Here’s the acquisition in camera. This was actually not the Technicolor Cinestyle, but rather Canon’s “Standard” Setting. We squeezed this shot off during tests, but in the end, thought the light was placed the best to match the original so we went with it. All in all we did pretty well. I think the eyesockets are a tad dark. Perhaps I would move the obie light a bit closer to punch that up and also bring up the details of the eyes. Also eyeline is off and my head needs to move to my right slightly. Other than that I feel pretty good about it. I left this acquisition in the 16x9 ratio of the 7D sensor. I’ll crop the final grade to the 2.35:1 that Munich was filmed and we framed to. Here’s the breakdown of the spot meter:
Middle grey (incident) : f/4
Highlight of my forehead : f/5.6-7
Dark side of face : f/2.0-5
Eye socket : f/2.0-6
Camera was set to f/4
THE GRADED FINAL
Not a bad final. I’d like to move my head around to match the frame . As it is I’m facing directly into the camera. Bana is slightly off to the right. In our later setups, we moved my eyeline to that side, but weren’t as happy with that as far as the lighting goes. Minor tweaks.
Welcome to my lighting blog. In the following posts you’ll follow my friend Jeremiah and I as we study lighting setups from some of our favorite movies. Our goal is to better understand lighting and work on as many lighting setups we can, some simple, some complex. Thanks for stopping by!
Here’s a shot from the film Munich by Steven Speilberg. A passionate film, one of my favorites explores the use of violence to end violence and the cyclical nature of that philosophy. This intimate shot is from the end of the film as Eric Bana’s wife looks deep into his forlorn eyes not liking what she finds. DP Janusz Kaminski and Gaffer Michael Bauman beautifully photographed this story.
The challenge of this shot is the eyelight. It appears he’s using a soft light souce, possibly a keno or lightpanel (not sure they had those when Munich was made).

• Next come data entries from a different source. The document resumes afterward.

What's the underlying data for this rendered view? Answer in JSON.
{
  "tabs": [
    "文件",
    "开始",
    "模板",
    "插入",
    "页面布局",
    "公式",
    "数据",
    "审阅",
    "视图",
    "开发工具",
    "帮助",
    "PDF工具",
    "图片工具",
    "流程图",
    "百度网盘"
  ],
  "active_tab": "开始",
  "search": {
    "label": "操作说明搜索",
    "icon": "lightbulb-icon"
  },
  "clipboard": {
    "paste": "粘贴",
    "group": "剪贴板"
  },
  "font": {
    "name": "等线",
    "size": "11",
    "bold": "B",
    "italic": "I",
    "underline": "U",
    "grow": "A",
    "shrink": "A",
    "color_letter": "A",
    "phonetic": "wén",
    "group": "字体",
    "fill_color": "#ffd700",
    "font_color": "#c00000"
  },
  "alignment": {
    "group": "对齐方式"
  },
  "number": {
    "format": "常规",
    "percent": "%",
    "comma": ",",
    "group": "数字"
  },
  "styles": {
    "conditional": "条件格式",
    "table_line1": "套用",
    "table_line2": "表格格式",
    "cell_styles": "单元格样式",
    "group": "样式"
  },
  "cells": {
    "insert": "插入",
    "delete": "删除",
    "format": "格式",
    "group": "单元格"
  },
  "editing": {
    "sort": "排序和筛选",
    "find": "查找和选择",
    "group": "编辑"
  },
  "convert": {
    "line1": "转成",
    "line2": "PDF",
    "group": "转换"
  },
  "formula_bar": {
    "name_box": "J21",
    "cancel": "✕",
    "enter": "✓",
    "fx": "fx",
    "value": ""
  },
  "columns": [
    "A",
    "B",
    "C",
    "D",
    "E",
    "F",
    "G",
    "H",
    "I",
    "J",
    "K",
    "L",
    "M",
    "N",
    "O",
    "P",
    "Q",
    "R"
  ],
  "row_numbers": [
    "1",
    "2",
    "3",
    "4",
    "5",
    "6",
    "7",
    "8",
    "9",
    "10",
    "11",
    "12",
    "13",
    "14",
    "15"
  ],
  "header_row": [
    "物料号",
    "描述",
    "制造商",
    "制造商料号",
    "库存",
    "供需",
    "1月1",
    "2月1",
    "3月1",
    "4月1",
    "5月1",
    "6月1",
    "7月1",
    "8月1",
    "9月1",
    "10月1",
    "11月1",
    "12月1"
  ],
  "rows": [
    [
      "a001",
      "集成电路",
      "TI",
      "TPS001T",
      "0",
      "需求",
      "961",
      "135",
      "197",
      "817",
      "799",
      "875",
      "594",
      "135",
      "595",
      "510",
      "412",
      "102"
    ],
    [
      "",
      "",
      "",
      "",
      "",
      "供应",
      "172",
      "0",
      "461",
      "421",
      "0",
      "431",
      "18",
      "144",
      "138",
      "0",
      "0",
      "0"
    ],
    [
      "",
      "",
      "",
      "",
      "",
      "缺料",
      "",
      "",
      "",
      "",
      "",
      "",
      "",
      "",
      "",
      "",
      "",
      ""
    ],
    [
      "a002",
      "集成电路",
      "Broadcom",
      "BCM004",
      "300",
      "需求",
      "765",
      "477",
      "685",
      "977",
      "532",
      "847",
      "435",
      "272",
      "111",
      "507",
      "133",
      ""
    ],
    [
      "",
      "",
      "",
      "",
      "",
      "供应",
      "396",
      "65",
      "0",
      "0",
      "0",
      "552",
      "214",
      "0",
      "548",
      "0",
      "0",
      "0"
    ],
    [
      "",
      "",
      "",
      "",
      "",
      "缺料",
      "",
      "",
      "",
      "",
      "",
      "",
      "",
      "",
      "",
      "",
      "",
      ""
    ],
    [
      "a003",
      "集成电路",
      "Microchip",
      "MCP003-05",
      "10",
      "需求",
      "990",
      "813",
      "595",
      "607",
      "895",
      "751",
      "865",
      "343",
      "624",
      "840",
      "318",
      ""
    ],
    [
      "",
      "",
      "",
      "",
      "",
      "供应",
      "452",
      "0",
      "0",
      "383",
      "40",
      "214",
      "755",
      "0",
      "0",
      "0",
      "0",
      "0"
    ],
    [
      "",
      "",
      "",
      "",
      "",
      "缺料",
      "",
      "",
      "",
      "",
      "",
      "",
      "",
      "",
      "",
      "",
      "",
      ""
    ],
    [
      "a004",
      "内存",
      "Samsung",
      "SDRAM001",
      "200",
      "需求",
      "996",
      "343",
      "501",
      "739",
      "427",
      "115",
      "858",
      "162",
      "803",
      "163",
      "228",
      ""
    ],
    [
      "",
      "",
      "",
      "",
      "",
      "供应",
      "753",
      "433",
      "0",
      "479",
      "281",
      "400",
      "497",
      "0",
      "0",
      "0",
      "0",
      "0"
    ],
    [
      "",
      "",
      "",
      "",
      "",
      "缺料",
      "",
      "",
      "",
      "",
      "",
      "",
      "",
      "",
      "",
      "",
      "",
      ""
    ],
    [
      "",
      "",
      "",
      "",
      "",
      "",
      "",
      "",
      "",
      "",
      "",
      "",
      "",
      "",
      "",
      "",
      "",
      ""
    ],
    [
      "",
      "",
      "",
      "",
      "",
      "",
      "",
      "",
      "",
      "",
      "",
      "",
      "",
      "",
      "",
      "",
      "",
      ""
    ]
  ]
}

Today I haven’t got a soft light, so I’m going to mix it up and see the difference if I use a hard light. I’ve got a Mini-Mole 150 that should do the trick. The only thing that will be challenging is to catch the highlight in her eye, without lighting the other side of her face…. Here we go!
Ok here we go. This is our shot using the lovely and talented Emily Brown of Emily Elizabeth Photo. Kinda nice when your girlfriend is a photographer, she doesn’t get bored with the lighting exercises! The hard light is definitely rougher on her skin tones. Also the shape of the eyelight is not as rectangular as Mr. Kaminski’s original. We can definitely see a difference in the shape of the eyelight. I’d say I got the angle pretty good, but would have liked to see more of a “cat-like” eyelight from a kino-flow bank. Oh well! Keep in mind this is the Technicolor Cinestyle setting for the Canon 7D raw. Up next will be my attempt to color grade it closer to the final film.
Here’s how my light meter readings came out.
Incident Middle Grey: f/4.0
Spot highlight side of face: f/5.6
Spot blue side of pillow behind face: f/1.4-4
So with the camera set to f/4, her face is lit to Zone VI. In retrospect I would have closed it down to f/5.6 to get a lower zone on her face. Hindsight is 20/20.
THE GRADED FINAL
So here’s the final. Pretty fun! I used Apple Color to grade and had to give myself a crash-course on using Technicolor’s LUT curves. Turned out pretty great! Using LUTs in color got the image pretty close then I tweaked a bit. In hindsight I’d like to use Kino-flos like Kaminiski did and also play a little more to get the eyeline perfect. Either way we had a fun excercise!
Cinematographer Janusz Kaminski and gaffer Mauro Fiore create the visuals to one of the most powerful human dramas, Schindler’s List. Through the use of a monochromatic scheme, the two tell the story of Oskar Schindler, German member of the Nazi party who found the value of human life, in the midst one of history’s most horrific events, the holocaust.
The image shows Schindler, a war profitier, as he survey’s a nazi party, formulating his plan to use jews as labor in his company.
The shot is moody and shows his intensity in an otherwise gentle moment - a party. This man is not here to play, He is at this particular party for specific reasons.
In the next few days I’ll be joining forces with gaffer friend Jeremiah to try and reproduce this shot with the limited lights we have.
Here’s the game plan. We’ll see how it turns out. These lighting zones are my best guess looking at the image. I’m not sure how scientific that is but I’m open to other thoughts…
Ok so here’s the acquisition. We quickly discovered that using the light panel as the key on his face did not give us the ability to flag as we wanted. I wanted a 2 stop difference from his forehead to his mouth. We quickly switched to an open faced hard light 150 of the “home depot” variety. This gave us the ability to flag the bottom of his face. I will say that with the technicolor cinestyle, you barely see a difference from the flag. Here’s the light meter readings though you may not believe me on this picturestyle:
Highlight portion of his forehead (Key) : f/4.0
Flagged off area (from his hand) : f/1.4-4
Bulb in back : f/11-9
White blinds in back : f/4.06
THE GRADED FINAL
A pretty fun pic in the end. I few things I learned was to not underestimate hard light and its use, especially when flagging is concerned. Also I would have liked to punch in tighter probably by moving the camera closer. This was an 85mm lens and we are definitely further back than the shot by Kaminski. Also even at f/2, the bulb in the back is still noticeable as an actual bulb. In Kaminski’s shot I’m willing to bet Liam Neeson was actually further from the bulb that Jeremiah was pictured. Had our room been larger or the bulb been able to be place outside the window somehow, we would have had a more buttery “bokeh” background.